How FutureAGI Handles the Contextual Precision Metric

FutureAGI’s approach is to ship fi.evals.ContextPrecision as a local metric you can run anywhere — notebook, dataset evaluation, live-trace evaluator, or scheduled regression — with the same Average Precision formula. Inputs are the user query, the ordered list of retrieved contexts, and a reference answer (or human relevance labels if available). The evaluator computes Precision@k weighted by relevance at each rank, then averages across the list.

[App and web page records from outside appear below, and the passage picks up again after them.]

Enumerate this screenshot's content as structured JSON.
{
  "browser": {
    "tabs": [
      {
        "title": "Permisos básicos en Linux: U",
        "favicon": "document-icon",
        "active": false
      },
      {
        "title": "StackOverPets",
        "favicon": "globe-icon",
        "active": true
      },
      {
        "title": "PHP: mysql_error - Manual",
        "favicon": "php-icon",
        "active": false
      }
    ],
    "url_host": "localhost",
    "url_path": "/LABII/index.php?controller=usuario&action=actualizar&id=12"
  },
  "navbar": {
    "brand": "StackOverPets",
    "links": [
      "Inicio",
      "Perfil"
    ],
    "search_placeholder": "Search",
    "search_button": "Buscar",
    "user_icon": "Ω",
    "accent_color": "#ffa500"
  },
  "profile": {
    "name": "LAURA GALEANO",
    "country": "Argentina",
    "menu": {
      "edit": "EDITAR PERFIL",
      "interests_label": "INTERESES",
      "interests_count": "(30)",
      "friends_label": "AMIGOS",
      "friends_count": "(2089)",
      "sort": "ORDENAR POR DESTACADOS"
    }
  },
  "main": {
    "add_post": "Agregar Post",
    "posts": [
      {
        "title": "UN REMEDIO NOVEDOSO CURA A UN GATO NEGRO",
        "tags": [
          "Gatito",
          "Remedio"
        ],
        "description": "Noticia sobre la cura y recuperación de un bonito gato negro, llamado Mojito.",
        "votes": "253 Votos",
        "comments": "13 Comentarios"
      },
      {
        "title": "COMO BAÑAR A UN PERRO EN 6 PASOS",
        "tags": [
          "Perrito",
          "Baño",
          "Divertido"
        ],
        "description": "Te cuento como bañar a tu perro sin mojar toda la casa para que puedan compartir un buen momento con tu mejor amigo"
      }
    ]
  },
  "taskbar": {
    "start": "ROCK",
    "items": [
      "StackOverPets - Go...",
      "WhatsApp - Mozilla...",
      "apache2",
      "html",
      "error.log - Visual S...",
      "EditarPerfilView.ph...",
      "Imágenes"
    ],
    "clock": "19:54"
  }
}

A concrete example: a search team running on traceAI-pinecone ships a new reranker. They instrument retrieval spans with the ranked chunks and run ContextPrecision on every span. The Agent Command Center dashboard plots p25, median, and p75 precision by reranker version. When the cheap-reranker change drops p25 from 0.65 to 0.41, an alert fires before mean accuracy moves. The same evaluator runs offline on a golden ranking Dataset, so the regression is reproducible without waiting for production data.

We have found that pairing ContextPrecision with ContextRecall is the only honest way to evaluate a retriever — precision alone rewards small surgical retrieval, recall alone rewards dragnet retrieval. The trade-off shows up in the joint plot.

How to Measure or Detect It

Wire up the contextual precision metric:

  • fi.evals.ContextPrecision — Average Precision-style score across the ranked list.
  • fi.evals.PrecisionAtK — simpler companion that returns the fraction of top-K results that are relevant.
  • fi.evals.NDCG — Normalised Discounted Cumulative Gain for graded relevance labels.
  • OTel attribute retrieval.documents — the ordered list the evaluator scores.
  • p25 precision (dashboard) — the percentile that exposes a regressed reranker first.
from fi.evals import ContextPrecision

result = ContextPrecision().evaluate([{
    "query": "What does the model do under load?",
    "contexts": [
        "Under load the system uses semantic cache and weighted routing.",
        "Pinecone supports hybrid search.",
    ],
    "reference": "It uses semantic cache and weighted routing under load."
}])
print(result.eval_results[0].output, result.eval_results[0].reason)

Common Mistakes

  • Reporting Precision@k and calling it contextual precision. Precision@k ignores ordering within top k.
  • Measuring on raw vector-search output instead of the reranked list. If the model only sees reranked chunks, score the reranked list.
  • Tuning precision without watching recall. A precision-1.0 retriever that returns one chunk has zero recall on multi-fact questions.
  • Using contextual precision when graded relevance labels are available. NDCG handles “very relevant” vs “somewhat relevant” cleanly.
  • Setting a single global threshold across query types. Lookups need higher precision than exploratory queries.

Frequently Asked Questions

What is the contextual precision metric?

It is an Average Precision-style RAG metric that scores whether the retrieved chunks are ranked with relevant ones above irrelevant ones. The same chunk earns more credit at rank 1 than at rank 5.

How is contextual precision different from precision-at-K?

Precision-at-K only counts the fraction of the top K that is relevant. Contextual precision uses the order within the top results — irrelevant chunks at high ranks penalise the score harder than the same chunks at low ranks.

How do you measure the contextual precision metric?

Run `fi.evals.ContextPrecision` against a query, the retrieved list, and a reference answer. Pair with `ContextRecall` for retrieval health and `NDCG` when you have graded relevance labels.